The hardest item to pack is patience: the discipline to sit through a stall in activity, to resist scrolling a phone, to let the rhythms of the bush set the pace. Yet those stretches of quiet amplify each new arrival: a honey‑badger trundling in with comic ferocity or a leopard gliding past like liquid shadow. By dawn, when the data sheets return to camp smudged with dust and annotated with tally marks, the guests have become archivists of a single day in Hwange’s living chronicle.

Choosing to Count

Travel often promises connection; counting delivers it in measurable form. A safari‑goer can sip a sundowner and watch a herd of elephants, or that same traveller can write “Loxodonta africana, 32” at 02:17 and know the notation will influence how many diesel drums must reach a remote pump before the next dry season. The distinction is subtle yet profound.

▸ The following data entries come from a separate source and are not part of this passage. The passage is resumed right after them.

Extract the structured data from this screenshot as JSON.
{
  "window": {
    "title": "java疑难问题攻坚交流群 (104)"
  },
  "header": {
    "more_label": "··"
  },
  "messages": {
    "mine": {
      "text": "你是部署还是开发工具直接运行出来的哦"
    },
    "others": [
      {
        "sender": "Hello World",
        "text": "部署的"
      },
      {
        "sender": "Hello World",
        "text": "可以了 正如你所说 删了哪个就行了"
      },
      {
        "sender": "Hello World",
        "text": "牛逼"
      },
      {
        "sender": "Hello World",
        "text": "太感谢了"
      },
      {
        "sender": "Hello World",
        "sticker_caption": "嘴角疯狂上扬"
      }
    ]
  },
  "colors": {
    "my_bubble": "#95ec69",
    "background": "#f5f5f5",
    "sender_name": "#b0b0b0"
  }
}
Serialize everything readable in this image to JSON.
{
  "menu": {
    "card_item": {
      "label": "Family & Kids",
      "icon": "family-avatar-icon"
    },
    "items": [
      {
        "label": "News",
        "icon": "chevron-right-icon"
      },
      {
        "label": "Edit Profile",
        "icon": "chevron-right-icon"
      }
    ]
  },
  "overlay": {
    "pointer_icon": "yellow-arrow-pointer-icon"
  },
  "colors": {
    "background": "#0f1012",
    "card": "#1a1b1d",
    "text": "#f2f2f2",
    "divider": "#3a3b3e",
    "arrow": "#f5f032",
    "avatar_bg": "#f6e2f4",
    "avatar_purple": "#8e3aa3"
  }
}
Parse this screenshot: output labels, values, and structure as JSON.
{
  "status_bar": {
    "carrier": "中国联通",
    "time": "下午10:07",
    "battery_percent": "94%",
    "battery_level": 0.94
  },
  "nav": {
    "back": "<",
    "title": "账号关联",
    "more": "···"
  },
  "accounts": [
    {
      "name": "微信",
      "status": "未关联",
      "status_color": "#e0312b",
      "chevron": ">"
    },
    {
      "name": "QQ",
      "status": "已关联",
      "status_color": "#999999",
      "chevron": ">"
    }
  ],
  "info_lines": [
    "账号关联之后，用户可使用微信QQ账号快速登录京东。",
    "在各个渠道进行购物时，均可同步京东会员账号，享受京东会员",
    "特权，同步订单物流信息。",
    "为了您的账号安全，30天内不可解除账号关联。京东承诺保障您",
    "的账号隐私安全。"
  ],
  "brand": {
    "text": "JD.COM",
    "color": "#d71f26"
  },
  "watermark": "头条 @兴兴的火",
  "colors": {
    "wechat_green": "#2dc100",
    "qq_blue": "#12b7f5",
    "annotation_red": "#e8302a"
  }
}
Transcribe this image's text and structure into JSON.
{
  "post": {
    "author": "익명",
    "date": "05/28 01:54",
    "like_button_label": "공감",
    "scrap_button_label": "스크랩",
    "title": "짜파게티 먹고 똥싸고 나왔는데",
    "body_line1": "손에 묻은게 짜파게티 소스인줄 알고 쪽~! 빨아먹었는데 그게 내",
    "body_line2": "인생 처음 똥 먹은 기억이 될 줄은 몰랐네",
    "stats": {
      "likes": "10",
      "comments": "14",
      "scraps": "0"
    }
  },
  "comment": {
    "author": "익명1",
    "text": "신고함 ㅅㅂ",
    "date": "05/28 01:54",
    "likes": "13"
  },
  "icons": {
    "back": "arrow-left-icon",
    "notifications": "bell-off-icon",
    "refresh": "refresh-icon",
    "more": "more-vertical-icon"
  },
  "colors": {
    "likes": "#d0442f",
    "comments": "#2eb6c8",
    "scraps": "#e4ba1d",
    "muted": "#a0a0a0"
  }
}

In Hwange, where heat and history have fused into a delicate equilibrium, such acts of attention are currency as valuable as any conservation levy. Whether under the bright austerity of an October midday or the pearl‑white glow of a super‑moon, the simple gesture of counting becomes an instrument of preservation. Amalinda Safari Collection’s initiative ensures that instrument is within reach of anyone willing to keep the night’s vigil.

Practical Information

  • Official Game Count: 6‑7 October 2025, with lodgings at Ivory Lodge, Khulu Bush Camp or Sable Valley

  • Full Moon Counts: 6‑7 September; 4‑5 November (super‑moon); 4‑5 December (super‑moon)

  • Location: ASC’s 15,000‑acre concession, just outside Hwange Main Camp gate, reachable in roughly 15 minutes from the park entrance

  • Participation Fee: 100 USD per person for the Full Moon count, in addition to accommodation

  • Booking: enquiries@amalindacollection.co.zw or www.amalindacollection.com.

Counting wildlife under a full moon may sound poetic, yet its purpose is deeply practical. By aligning visitor curiosity with scientific rigour, Amalinda Safari Collection has fashioned a safari that offers not just memories but metrics — not just stories but statistics — and in doing so has allowed travellers to place their footprints where they matter most: inside the data that will safeguard Hwange for the moons yet to rise.